Matronly - one of those words used against older women for which there is no male equivalent.

BIWI · 28/11/2014 22:22

Agree. Like the word 'mumsy', which is used frequently on S&B as a criticism of women. Would we ever talk about something being 'dadsy'?

GarlicNovember · 28/11/2014 22:26

Would we ever talk about something being 'dadsy'?

Yeah, actually Grin Dad-dancing and comfy cardigans.

DameDiazepamTheDramaQueen · 28/11/2014 22:26

Bod - that's awful! My mum who is 65 is more computer savvy than I am and would be perfectly capable of increasing the font size if needed on her swanky new iPad, her eyesight is better than mine as it goes too so it's more likely to be me that needs bigger font Hmm

Mehitabel6 · 28/11/2014 22:33

Now that Scone has highlighted where MN used 'unsolicited advice from old biddies on buses* in 'Mumsnet Rules' it would be nice to have a comment on why they thought it was acceptable, and what relevance age had, if advice is unsolicited.

LouiseBrooks · 28/11/2014 22:34

Over 30 is an old biddy? FFS! I will be 60 in two years and have no idea how that happened. I am older yes, no doubt but old? No way.
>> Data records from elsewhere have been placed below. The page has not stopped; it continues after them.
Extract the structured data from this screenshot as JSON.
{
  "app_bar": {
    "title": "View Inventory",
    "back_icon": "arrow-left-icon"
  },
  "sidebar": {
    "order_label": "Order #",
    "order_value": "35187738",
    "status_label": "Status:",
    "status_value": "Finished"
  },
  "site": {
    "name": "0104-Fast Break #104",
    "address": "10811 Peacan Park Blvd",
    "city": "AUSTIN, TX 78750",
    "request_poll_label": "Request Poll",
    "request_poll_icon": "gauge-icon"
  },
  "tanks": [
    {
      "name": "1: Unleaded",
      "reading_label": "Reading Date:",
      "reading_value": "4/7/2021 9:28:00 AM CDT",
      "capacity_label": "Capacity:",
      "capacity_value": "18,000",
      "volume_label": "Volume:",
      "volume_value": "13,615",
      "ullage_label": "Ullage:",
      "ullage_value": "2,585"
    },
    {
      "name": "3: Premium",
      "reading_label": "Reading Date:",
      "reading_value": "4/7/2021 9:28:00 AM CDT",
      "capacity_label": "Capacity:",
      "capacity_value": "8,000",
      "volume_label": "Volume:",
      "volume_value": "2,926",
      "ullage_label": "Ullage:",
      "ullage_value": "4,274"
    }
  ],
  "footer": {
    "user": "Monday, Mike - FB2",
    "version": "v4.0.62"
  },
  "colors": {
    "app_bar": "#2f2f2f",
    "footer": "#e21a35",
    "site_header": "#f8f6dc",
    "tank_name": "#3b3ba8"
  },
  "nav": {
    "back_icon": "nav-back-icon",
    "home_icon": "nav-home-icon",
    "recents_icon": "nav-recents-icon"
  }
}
Society is very ageist especially with regard to women. I am consoled by the fact that these younger people will one day be as old as me if they are lucky. The downside of course is that by then I will be six feet under. Smile

What really gets me though is that no they haven't experience being old yet but they have parents who are! Whenever I see an old lady (I mean someone in their 70s plus) I always think of my DM who died 20 years ago and think about how I would have liked people to treat her.

Samcro · 28/11/2014 22:36

"Christina22xx Fri 28-Nov-14 21:27:12
Yes I will be over 30 aNd know im old so not to insult others who are too
Over 30 is old you have no right to insult others on age. Simple as n grow up"

WTF does that mean??
my ds is in his 20's but he can string a sentence together. !!

Mehitabel6 · 28/11/2014 22:38

My mother is in her 90s- her mind is as sharp as it ever was- and with her wealth of experience she should be a person whose opinion is worth hearing, rather than a person 'written off' as obsolete.

Tobyjugg · 28/11/2014 22:39

I'm with you drudge, Gransnet does seem a bit slow by comparison.

drudgetrudy · 28/11/2014 22:43

Scone -that's the really serious side of it.
People are joking about being old at 30 (at least I think its a joke) but the older you get the less you are perceived as fully human .
At 55 you start to feel invisible at work, at 65 the "old biddy" stuff starts, at 80 you are not worth any respect at all. If you become physically or mentally frail you are vulnerable to abuse as you are actually a bit of a joke. Nice! That's why I feel calling it out where we see it is important.